Texas was fairly boiling over with anxiety to catch a glimpse of Smasher. Texas had done nothing but talk about Smasher since he started.
If there had chanced to be any officers from the post down there they would probably have recognized their cadets, in spite of false mustaches and hair. For the plebes were so used to going behind a band by this time that the tune—“The Girl I Left Behind Me”—set them all to marching with West Point precision—“left, left! Eyes to the front—heads up—chest out, little fingers on the seams of the trousers—left, left!”
Fortunately, however, nobody noticed their rather unusual style, and down at the far end of the long and narrow town they came upon the circus grounds. No small boy enjoying his holiday from school was gazing upon the scene with more interest than our plebes.
There were three big tents in a vacant lot. The band had gone inside by that time, and a string of people were following, buying their tickets of a black and long-haired “genuine Australian bushman” who stood as a walking live hint to the wonders that were inside, and incidentally made change wrong and talked in Irish brogue to an invisible some one.
Also worthy of mention was “Tent No. 2.” We shall see a good deal of the contents of Tent No. 2. Tent No. 2 was the dime museum tent, and varied and startling were its decorations. A two-headed boy grinned merrily at a painted hyena on one side. It was a laughing hyena, but the boy got the best of him because he had two heads to laugh with. A Norwegian giantess (colored) had the next side to herself, and so tall was she that a sort of continued-in-our-next arrangement was made with the roof, where a careful artist had painted half her head. There was a seal playing a banjo on the next panel, while a charmed boa constrictor listened. The boa constrictor’s tail was traced to the other side of the tent, his body having extended all that way. So he was a pretty big snake. Texas vowed he’d never seen a bigger one. And after that the six made a stampede for the main tent.
They stopped just long enough for Chauncey, “the gent with the white clothes and black whiskers,” to invest in peanuts. He told the man to keep the change with a haughty air, and then bid his friends help themselves. They took so many there wasn’t any change, at which the man growled.

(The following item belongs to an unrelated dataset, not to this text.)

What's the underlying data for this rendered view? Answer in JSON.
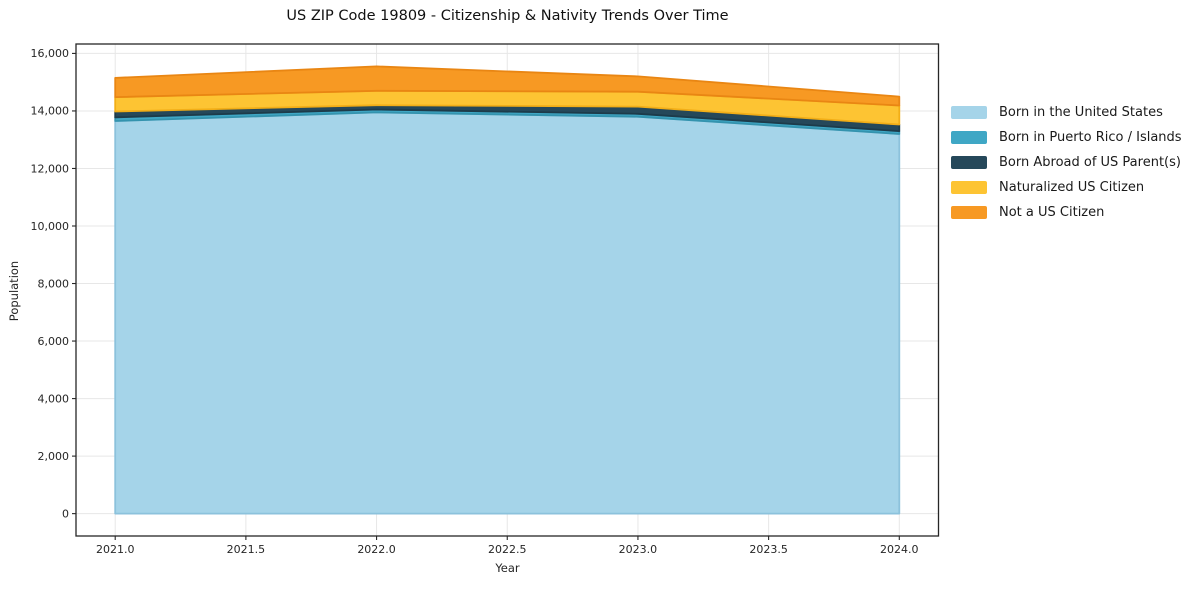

In spite of jokes and peanuts they finally got into the tent. They bought their tickets separately so that their seats might be separate, and they found to their horror that the Australian bushman had sold them six in a row, and that every one in the place was staring at their extraordinary costumes. This rather pleased them, but they tried to look as if they didn’t care and stared around the tent.

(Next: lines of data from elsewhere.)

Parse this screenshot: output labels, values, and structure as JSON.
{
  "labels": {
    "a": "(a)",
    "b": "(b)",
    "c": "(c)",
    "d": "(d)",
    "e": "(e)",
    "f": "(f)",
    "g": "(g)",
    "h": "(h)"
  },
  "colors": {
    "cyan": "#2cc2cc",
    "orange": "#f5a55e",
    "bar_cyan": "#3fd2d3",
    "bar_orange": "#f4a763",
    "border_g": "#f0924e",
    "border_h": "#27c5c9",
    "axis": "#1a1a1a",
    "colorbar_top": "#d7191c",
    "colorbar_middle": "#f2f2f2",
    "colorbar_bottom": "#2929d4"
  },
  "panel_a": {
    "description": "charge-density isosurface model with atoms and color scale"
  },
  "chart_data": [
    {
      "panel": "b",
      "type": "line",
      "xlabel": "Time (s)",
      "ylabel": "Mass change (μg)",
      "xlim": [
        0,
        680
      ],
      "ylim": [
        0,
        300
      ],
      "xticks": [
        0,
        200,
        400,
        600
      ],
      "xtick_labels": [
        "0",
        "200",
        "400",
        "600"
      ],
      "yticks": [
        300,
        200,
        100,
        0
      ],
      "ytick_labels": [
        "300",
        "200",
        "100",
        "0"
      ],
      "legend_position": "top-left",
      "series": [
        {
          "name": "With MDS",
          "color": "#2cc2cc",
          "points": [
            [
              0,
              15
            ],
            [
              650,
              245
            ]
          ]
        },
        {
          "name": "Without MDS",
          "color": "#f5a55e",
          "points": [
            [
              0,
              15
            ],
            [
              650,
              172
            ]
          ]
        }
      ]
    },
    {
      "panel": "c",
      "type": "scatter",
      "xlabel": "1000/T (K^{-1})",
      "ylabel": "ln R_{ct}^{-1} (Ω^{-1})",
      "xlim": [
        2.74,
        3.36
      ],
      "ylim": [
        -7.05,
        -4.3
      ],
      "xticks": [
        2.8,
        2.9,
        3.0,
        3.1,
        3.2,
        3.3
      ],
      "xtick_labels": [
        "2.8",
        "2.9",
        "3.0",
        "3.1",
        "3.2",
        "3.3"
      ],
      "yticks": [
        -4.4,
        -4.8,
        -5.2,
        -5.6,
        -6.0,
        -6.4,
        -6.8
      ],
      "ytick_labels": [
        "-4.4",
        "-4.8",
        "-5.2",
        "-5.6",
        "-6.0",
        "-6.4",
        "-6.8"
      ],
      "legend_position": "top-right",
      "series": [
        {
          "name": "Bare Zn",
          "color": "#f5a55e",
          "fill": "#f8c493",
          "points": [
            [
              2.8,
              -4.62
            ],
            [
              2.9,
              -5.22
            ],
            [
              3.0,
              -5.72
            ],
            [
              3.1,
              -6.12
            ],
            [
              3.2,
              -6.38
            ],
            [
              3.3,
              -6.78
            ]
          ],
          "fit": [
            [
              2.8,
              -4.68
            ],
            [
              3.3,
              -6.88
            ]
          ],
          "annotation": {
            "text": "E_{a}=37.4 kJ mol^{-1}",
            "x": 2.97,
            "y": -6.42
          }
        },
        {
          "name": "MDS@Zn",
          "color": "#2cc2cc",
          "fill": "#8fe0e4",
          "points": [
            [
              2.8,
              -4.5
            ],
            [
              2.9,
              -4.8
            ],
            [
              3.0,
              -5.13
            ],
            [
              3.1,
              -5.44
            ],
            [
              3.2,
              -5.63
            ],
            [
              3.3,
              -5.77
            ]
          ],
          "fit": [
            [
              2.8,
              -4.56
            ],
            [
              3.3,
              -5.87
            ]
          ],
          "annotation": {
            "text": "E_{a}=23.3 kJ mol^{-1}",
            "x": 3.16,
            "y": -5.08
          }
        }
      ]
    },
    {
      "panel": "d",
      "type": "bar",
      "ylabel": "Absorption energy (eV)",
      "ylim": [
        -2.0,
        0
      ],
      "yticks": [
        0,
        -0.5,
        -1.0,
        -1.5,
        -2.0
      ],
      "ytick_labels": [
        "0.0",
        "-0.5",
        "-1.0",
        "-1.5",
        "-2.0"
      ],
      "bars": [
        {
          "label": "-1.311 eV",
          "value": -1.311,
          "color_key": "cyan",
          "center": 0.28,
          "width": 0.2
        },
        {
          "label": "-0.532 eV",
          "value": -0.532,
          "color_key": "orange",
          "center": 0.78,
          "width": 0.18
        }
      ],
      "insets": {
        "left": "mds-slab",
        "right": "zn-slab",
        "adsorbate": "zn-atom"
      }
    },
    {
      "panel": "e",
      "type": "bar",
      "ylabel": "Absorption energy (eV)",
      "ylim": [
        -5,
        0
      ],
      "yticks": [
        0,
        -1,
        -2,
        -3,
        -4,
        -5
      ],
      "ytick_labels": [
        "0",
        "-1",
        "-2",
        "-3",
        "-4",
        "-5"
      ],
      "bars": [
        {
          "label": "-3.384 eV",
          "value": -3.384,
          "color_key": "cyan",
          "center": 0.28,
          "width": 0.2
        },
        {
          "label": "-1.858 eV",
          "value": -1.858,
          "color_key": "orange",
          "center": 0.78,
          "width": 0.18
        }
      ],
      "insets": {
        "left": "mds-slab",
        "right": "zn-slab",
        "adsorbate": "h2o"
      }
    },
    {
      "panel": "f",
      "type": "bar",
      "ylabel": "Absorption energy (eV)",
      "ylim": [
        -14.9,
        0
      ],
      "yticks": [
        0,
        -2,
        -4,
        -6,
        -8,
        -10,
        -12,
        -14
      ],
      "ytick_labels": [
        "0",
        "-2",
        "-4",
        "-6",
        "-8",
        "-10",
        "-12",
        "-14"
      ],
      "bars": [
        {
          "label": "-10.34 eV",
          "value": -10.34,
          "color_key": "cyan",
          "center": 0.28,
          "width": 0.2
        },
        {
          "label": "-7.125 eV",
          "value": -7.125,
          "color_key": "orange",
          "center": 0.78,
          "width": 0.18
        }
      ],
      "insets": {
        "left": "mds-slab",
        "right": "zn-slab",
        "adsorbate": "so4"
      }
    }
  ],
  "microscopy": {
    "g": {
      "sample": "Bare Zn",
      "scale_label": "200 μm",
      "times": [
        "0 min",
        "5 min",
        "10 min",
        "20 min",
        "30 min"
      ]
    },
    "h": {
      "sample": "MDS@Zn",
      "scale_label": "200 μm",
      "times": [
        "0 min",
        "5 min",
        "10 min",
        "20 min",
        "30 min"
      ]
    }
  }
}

After some munching of peanuts and stamping of feet (this latter chiefly by Texas, he of the carmine sweater and no coat, who was anxious to smash Smasher) a bell rang and the show had begun. A curtain opened at one side and in galloped a white horse and rider. Texas sprang up and started for the ring. Texas thought it was Smasher, and he grumbled some when he found it was only “Madam Nicolini, the daring equestrienne!” Texas admitted that her riding wasn’t bad, but he vowed he’d make her turn pale with envy when he once set out on Smasher. Seeing that Madam Nicolini had a perpetual blush of red paint that beat her rival’s sweater, Texas finally took back his rash threat and settled down to growl once more.